About
llm.rb is a zero-dependency Ruby toolkit for interacting with Large Language Models that tries to be as robust and useful as libraries with feature-rich dependencies. Sometimes that can be challenging, and sometimes it can require compromise.
This post looks at one of those scenarios where we provide a powerful performance optimization as an opt-in feature that requires the user to install the net-http-persistent gem separately.
Background
By default, every request that is made by llm.rb sets up and tears down a socket. No attempt is made to reuse the socket, or keep the socket alive. This is not always a huge deal but in case it becomes a bottleneck llm.rb provides a persistent connection pool via net-http-persistent.
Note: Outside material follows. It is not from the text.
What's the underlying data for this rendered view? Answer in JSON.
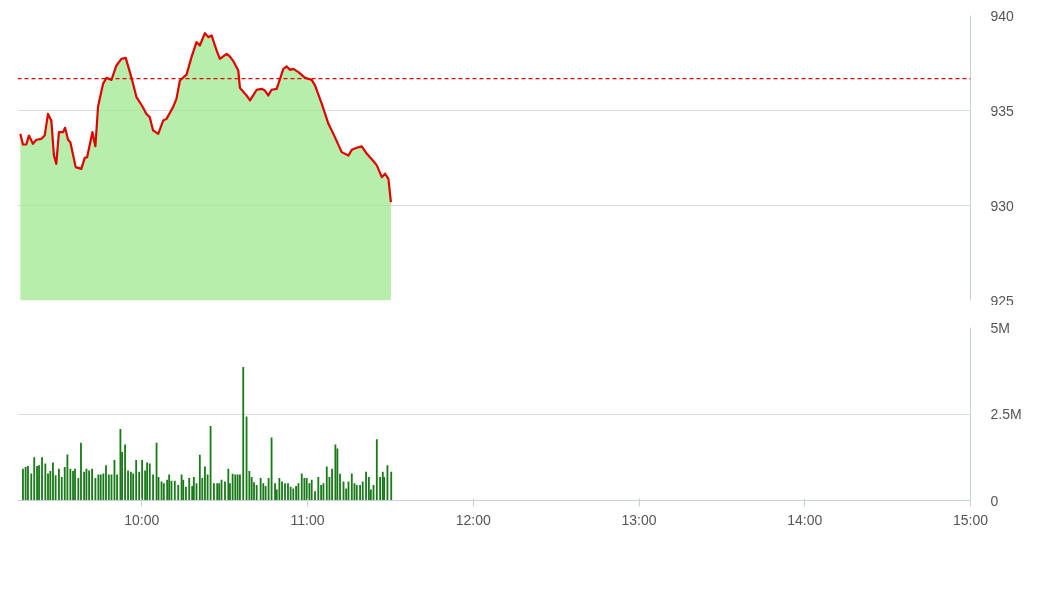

The net-http-persistent gem implements a connection pool where the gem maintains active connections that can be reused multiple times across multiple requests, and across multiple threads – and good news, it is fully thread-safe.
The gem should be installed manually:
gem install net-http-persistent
Reuse
The next step configures an instance of LLM::OpenAI
to use a connection pool where each
request in the example reuses the same socket that was initially created for
the first request. This approach can significantly improve performance since
the cost (DNS lookup, TCP / SSL handshakes) of tearing down and setting up a
connection is limited to a single socket.
The optimization applies to all requests for a
single provider - that means a socket can be reused across
API endpoints, and even across multiple instances of LLM::OpenAI
that exist in different threads (eg a
Sidekiq environment). The optimization is applied automatically as long as an
object opts in via the persistent
option:
#!/usr/bin/env ruby
require "llm"
llm = LLM.openai(key: ENV["OPENAI_SECRET"], persistent: true)
res1 = llm.responses.create "message 1"
res2 = llm.responses.create "message 2", previous_response_id: res1.response_id
res3 = llm.responses.create "message 3", previous_response_id: res2.response_id
Conclusion
Utilizing persistent HTTP connections in llm.rb is a simple way to boost performance for applications that make repeated requests. By opting into this feature we can reduce connection overhead and improve throughput – especially in threaded or high-volume environments.